O casal surpreende qualquer um com a capacidade de armazenamento cerebral de informações, quando o assunto é aluno: são duas máquinas de registro de identidades. “Mas a minha memória só é boa para aluno, viu?”, avisa Soninha. Segundo eles, sempre que algum aluno os reencontra, mesmo décadas após trabalharem juntos em sala de aula, sua identidade não demora a ser reconhecida. “Me vem logo toda a história do aluno, não sei, mas eu sempre lembro”, diz ela. De acordo com uma conta rápida que fizemos, Ataíde teve cerca de 3.600 alunos só na UFG, e também diz se lembrar de todos.

 

Além de lembrar das pessoas, tanto Soninha quanto Ataíde lembram muito de episódios que acumularam durante todos esses anos de experiência. O combo é o ideal para um café com bolo: eles juntam a boa memória, a longa experiência, a vontade de compartilhar histórias e um carinho sem igual pelos seus alunos. “Nós éramos e somos, no presente, sempre muito encantados com a infância”, diz Ataíde. “E a gente aprendeu a levar esse encantamento pra dentro da experiência do ensinar, então a gente se diverte demais.
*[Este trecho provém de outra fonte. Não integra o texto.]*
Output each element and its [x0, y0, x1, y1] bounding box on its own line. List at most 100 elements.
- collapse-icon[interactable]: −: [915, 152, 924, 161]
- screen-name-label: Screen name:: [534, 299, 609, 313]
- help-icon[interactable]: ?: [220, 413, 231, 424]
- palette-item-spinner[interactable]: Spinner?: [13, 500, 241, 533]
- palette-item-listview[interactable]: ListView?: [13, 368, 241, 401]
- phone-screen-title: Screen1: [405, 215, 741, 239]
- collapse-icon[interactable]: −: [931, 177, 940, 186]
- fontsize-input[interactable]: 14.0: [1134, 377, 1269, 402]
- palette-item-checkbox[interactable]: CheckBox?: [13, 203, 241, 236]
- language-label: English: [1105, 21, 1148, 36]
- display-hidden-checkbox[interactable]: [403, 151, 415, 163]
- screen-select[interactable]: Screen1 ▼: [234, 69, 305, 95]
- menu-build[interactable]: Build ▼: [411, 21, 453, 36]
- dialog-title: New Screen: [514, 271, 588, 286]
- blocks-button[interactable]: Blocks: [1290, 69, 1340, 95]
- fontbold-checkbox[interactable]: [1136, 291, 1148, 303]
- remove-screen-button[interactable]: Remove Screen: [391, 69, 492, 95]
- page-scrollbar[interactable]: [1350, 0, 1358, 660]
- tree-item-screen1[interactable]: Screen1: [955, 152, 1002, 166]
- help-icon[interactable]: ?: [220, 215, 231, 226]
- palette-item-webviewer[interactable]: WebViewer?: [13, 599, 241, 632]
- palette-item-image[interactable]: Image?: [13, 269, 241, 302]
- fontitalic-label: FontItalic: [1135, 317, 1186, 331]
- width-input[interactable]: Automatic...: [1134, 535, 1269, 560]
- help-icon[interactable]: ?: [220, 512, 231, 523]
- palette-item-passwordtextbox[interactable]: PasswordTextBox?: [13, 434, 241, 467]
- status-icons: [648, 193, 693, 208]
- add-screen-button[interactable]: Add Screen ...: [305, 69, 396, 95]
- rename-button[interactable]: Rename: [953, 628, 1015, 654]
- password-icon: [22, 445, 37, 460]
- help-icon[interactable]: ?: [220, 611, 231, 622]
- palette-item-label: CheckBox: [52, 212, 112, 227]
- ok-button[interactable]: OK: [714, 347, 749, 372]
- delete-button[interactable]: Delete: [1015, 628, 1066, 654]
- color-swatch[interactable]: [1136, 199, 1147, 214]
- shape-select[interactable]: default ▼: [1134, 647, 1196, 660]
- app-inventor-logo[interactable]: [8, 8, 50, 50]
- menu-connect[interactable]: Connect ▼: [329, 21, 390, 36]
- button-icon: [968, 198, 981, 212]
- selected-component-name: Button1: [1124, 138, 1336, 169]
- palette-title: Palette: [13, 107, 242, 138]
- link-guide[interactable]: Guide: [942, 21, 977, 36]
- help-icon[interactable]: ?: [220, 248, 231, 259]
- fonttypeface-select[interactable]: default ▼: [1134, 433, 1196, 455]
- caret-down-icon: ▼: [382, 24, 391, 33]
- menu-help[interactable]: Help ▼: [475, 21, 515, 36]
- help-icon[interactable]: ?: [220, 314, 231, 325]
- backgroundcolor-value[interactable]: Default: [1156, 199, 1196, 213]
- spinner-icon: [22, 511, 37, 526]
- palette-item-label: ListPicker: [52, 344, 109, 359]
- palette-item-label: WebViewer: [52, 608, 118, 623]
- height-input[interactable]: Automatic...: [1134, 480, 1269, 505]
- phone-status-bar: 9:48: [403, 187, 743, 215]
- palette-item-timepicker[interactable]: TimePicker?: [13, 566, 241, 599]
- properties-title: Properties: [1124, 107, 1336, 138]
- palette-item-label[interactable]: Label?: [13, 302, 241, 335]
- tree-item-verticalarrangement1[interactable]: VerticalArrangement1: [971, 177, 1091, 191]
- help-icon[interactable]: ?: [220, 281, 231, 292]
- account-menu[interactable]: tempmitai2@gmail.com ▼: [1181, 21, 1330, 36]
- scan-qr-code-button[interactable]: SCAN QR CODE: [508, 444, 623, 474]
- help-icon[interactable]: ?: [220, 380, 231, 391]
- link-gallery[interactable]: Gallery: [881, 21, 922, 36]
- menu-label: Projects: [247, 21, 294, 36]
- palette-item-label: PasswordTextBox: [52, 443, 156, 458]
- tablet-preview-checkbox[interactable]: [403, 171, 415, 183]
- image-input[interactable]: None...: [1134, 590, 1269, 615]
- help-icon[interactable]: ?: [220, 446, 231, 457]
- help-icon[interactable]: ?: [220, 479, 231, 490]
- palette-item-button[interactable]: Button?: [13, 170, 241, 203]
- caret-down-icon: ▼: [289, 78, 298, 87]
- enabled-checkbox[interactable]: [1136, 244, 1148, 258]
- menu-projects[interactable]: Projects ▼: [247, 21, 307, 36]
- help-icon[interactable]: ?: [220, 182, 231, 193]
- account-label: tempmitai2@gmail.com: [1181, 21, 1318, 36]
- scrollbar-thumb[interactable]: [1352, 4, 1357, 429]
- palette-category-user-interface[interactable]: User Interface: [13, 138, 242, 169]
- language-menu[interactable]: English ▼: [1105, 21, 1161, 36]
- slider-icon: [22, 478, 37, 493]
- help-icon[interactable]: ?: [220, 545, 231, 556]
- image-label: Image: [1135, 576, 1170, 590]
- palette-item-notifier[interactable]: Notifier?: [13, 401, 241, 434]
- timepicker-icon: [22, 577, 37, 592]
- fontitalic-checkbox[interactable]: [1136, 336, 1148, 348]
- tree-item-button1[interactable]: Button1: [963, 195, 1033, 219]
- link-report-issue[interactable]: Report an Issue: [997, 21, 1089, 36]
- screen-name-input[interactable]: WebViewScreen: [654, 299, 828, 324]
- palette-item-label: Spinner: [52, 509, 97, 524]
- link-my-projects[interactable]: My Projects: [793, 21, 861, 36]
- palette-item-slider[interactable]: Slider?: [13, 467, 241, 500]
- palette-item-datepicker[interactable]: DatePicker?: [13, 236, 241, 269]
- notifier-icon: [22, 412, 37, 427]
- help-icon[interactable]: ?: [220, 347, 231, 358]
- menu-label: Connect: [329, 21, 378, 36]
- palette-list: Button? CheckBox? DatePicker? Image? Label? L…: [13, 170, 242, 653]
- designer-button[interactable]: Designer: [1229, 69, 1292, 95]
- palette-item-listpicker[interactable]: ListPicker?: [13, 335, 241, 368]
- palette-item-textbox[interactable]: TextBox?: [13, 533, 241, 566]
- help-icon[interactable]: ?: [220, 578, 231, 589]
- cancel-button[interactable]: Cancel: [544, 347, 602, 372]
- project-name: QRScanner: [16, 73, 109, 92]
São muitas histórias”, conta.

 

A mais recente que me contaram foi a história de quando a luz da casa do casal acabou bem no momento em que Ataíde daria uma aula remota. Inseguro com o que envolve tecnologia, Ataíde conta com a sua supersecretária, Soninha, que o auxilia em todas as questões referentes à tecnologia. Mas, nesse dia, não tinha o que fazer a não ser esperar a luz retornar. Quando a luz voltou, 15 minutos antes do horário do fim da aula, o casal conectou à sala, na expectativa de encontrar um ou outro aluno ainda online, esperando o professor retornar. 

 

Ao entrarem na sala, perceberam que nenhum aluno havia desconectado e todos seguiam em sala, engajados com o conteúdo. “A gente sabia que você ia tentar voltar. Fizemos como você nos ensinou, professor. Baixamos o conteúdo, a gente dividiu a leitura e as perguntas para você responder estão todas no chat”, responderam os estudantes. 

 

A reação desses estudantes só comprova que aquilo que une esses professores a seus alunos é muito mais que conteúdo formal: é conexão, que vem de uma educação amorosa e cuidadosa. “Você não educa se você não cuida, se você não escuta”, diz Soninha. “Educar e cuidar é um par dialético”, conclui Ataíde. “Emocional e intelectual estão extremamente conectados”, completa ela — que completa ele, seja no trabalho ou na vida pessoal, desde 1984.